The flinty fiend was knocked to its knees under the triple assault. One arm and one shoulder were pinned by mouths, and its head had been sucked into the maw of the largest head. Yet fangs broke on the stony hide, so the gulguthhydra’s mouths filled with chips and black blood. Champing furiously didn’t tear the stone skin, or even dent it.

Then the human monster struck back.

From one fist lanced a long white beam like a sword of moonfire. The blade exploded through the roof of one mouth and pierced the tiny brain and scaly skull so the head snapped back, then hung loose, dangling. From the other fist poured a rain of acid that smoked hydra flesh in a thousand places. Black blood shot in jets to stain the walls and ceiling. From the flint creature’s mouth shot a bolt of pure energy like venom. The invisible arrow-shaped jolt sliced through the biggest head, shearing it open like a rotten melon, then plunged deep into the hydra’s writhing, hilly shape. The thorny body was torn open, the many-chambered heart sundered.

With a scream from four mouths, the hydra whipped heads and tentacles in a frenzy until suddenly it stopped cold, and collapsed into a heap, stinking like charred garbage.

Spitting out scales and tooth chips, the flint monster arose, mounted the sodden, sundered carcass, climbed over, and moved on. If Prinquis, lord of this hell, had anchored the hydra here, then this passage, “… must be a way out. Outside. Got to be. Chance to get out…” But half a mile on, the flint creature bumped into a rockslide. The roof had collapsed, leaving a cavity of solid stone, and time and heat and pressure had sealed the whole tight. The monster screamed, wailed, pounded with blocky fists that cracked boulders. Yet it could never dig free, never escape this way.

Turning, the monster retraced it steps. Its rage still burned white-hot when it reached the dead hydra. Screaming anew, the monster kicked the carcass so chunks of black flesh rebounded from the walls. Tearing with stone claws, it ripped more hunks loose, bit through them, slammed them down, hurled them away. It raged and ranted and revelled in gore until the hydra was nothing but a black smear studded with teeth and gristle.

Only then did the black-spattered monster continue on, like some misshapen parody of a man or woman smeared with offal. As its great heavy feet scratched along, it muttered anew.

“… Not the way out. There must be. Must get out. Revenge… that’s all. Death to everyone I hate.

“But first, must get out…”

Onward they trekked. Winter waned as Sunbright and Knucklebones searched from the Channel Mountains in the east, north past the fork at Two Rivers, then westward along the edge of the High Ice, where even polar bears didn’t go. Nothing did they find.

Sunbright patiently explained that his people always followed this route, for as the snow retreated, the reindeer came after, cropping the soft moss of the tundra, until the herd reached the High Ice and turned westward. Yet there was no evidence of any tribe. Disturbingly, Sunbright noted the reindeer herd was thinner, the animals gaunt. The moss was thin, and the tiny purple blossoms he remembered from his youth were sparse.

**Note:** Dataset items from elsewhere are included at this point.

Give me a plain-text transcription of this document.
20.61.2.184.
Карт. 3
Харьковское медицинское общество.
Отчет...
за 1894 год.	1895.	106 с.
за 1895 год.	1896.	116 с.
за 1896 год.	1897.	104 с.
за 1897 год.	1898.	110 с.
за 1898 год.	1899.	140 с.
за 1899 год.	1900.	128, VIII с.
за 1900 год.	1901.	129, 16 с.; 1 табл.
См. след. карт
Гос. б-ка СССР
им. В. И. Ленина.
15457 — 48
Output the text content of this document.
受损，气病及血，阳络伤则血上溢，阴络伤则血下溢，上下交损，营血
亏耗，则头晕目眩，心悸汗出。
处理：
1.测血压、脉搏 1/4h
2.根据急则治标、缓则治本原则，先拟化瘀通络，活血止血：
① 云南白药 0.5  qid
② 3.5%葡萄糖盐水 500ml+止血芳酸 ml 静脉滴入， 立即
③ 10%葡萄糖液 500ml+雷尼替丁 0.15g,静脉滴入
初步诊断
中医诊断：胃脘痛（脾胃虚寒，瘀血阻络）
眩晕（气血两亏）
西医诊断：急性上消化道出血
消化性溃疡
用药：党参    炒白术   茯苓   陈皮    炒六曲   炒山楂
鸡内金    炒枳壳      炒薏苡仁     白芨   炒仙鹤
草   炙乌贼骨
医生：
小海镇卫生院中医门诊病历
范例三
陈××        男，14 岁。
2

“The land is weak,” he told Knucklebones. “Even the deer’s bones are flimsy. All these skulls of infant reindeer means they’re stillborn, which means their mothers are sickly. The life of the land is being sapped somehow.”

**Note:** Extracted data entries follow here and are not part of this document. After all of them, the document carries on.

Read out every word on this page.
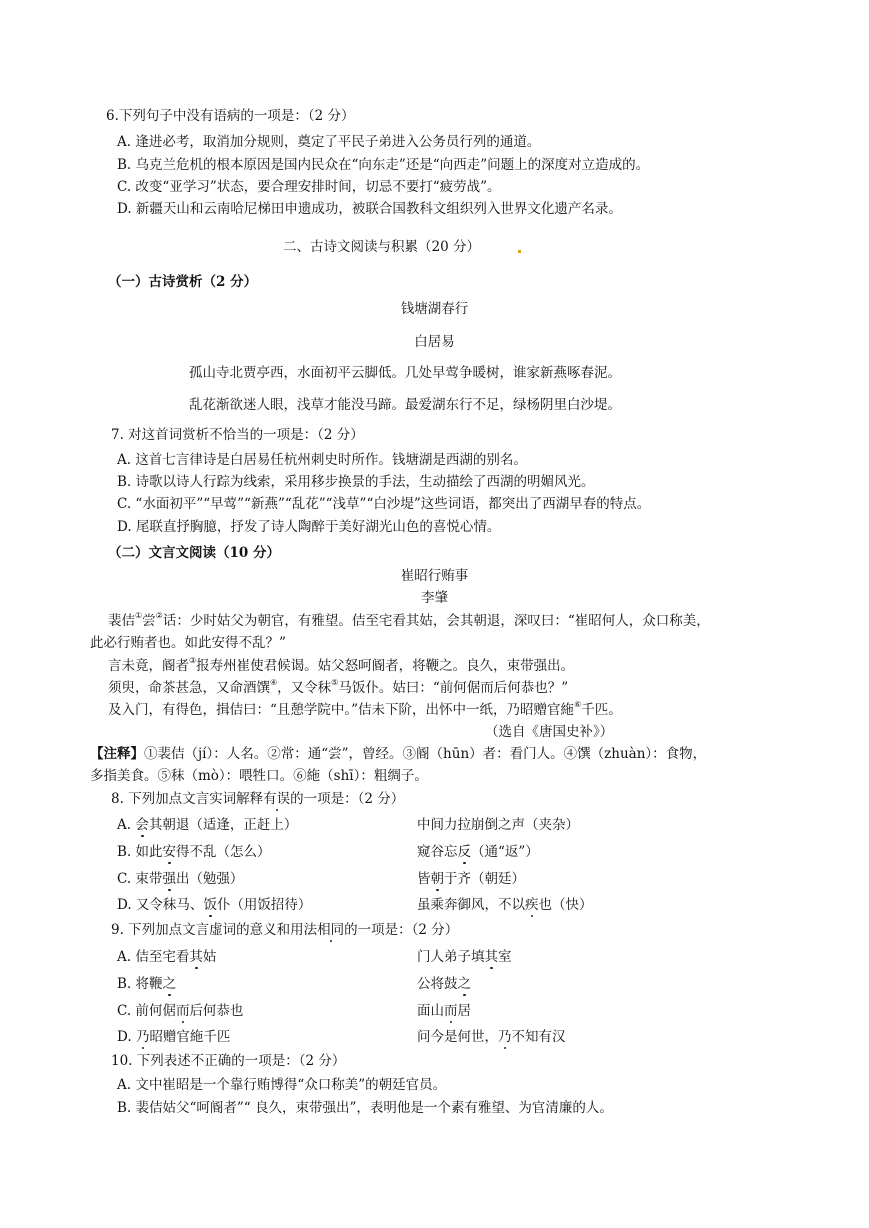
6.下列句子中没有语病的一项是：（2 分）
A. 逢进必考，取消加分规则，奠定了平民子弟进入公务员行列的通道。
B. 乌克兰危机的根本原因是国内民众在“向东走”还是“向西走”问题上的深度对立造成的。
C. 改变“亚学习”状态，要合理安排时间，切忌不要打“疲劳战”。
D. 新疆天山和云南哈尼梯田申遗成功，被联合国教科文组织列入世界文化遗产名录。
二、古诗文阅读与积累（20 分）
（一）古诗赏析（2 分）
钱塘湖春行
白居易
孤山寺北贾亭西，水面初平云脚低。几处早莺争暖树，谁家新燕啄春泥。
乱花渐欲迷人眼，浅草才能没马蹄。最爱湖东行不足，绿杨阴里白沙堤。
7. 对这首词赏析不恰当的一项是：（2 分）
A. 这首七言律诗是白居易任杭州刺史时所作。钱塘湖是西湖的别名。
B. 诗歌以诗人行踪为线索，采用移步换景的手法，生动描绘了西湖的明媚风光。
C. “水面初平”“早莺”“新燕”“乱花”“浅草”“白沙堤”这些词语，都突出了西湖早春的特点。
D. 尾联直抒胸臆，抒发了诗人陶醉于美好湖光山色的喜悦心情。
（二）文言文阅读（10 分）
崔昭行贿事
李肇
裴佶①尝②话：少时姑父为朝官，有雅望。佶至宅看其姑，会其朝退，深叹曰：“崔昭何人，众口称美，
此必行贿者也。如此安得不乱？”
言未竟，阍者③报寿州崔使君候谒。姑父怒呵阍者，将鞭之。良久，束带强出。
须臾，命茶甚急，又命酒馔④，又令秣⑤马饭仆。姑曰：“前何倨而后何恭也？”
及入门，有得色，揖佶曰：“且憩学院中。”佶未下阶，出怀中一纸，乃昭赠官絁⑥千匹。
（选自《唐国史补》）
【注释】①裴佶（jí）：人名。②常：通“尝”，曾经。③阍（hūn）者：看门人。④馔（zhuàn）：食物，
多指美食。⑤秣（mò）：喂牲口。⑥絁（shī）：粗绸子。
8. 下列加点文言实词解释有误的一项是：（2 分）
A. 会其朝退（适逢，正赶上）	中间力拉崩倒之声（夹杂）
B. 如此安得不乱（怎么）	窥谷忘反（通“返”）
C. 束带强出（勉强）	皆朝于齐（朝廷）
D. 又令秣马、饭仆（用饭招待）	虽乘奔御风，不以疾也（快）
9. 下列加点文言虚词的意义和用法相同的一项是：（2 分）
A. 佶至宅看其姑	门人弟子填其室
B. 将鞭之	公将鼓之
C. 前何倨而后何恭也	面山而居
D. 乃昭赠官絁千匹	问今是何世，乃不知有汉
10. 下列表述不正确的一项是：（2 分）
A. 文中崔昭是一个靠行贿博得“众口称美”的朝廷官员。
B. 裴佶姑父“呵阍者”“ 良久，束带强出”，表明他是一个素有雅望、为官清廉的人。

Spring turned to summer, until Knucklebones stripped to leathers by day, though she was never very warm. As the shaman had foretold, the soft earth of the tundra turned to bog. Muddy wallows under the moss formed a gluey trap that pulled Sunbright’s boots off, made their legs throb from the weight of mud, slowed them down, and finally stopped them.

So they abandoned the search for the summer. They had reached the edge of the tundra at the west anyway, and faced high cliffs topped by the Cold Forest and the icy mountains of the Dementia Range in the distance. Skirting the Bay of Ascore, Sunbright sought work in Sepulcher and Arctic Rim. He found it easily, for the towns were starved for meat. Even townsfolk saw that the once vast herds had thinned, and few would enter the trackless bogs for food. So Sunbright hunted, and sold venison, wild boar, even bear meat. He gave the money to Knucklebones, for he had no use for it. The thief, with shrewd bets and quick hands, doubled and tripled their coins gambling with sailors and loggers and fishwives.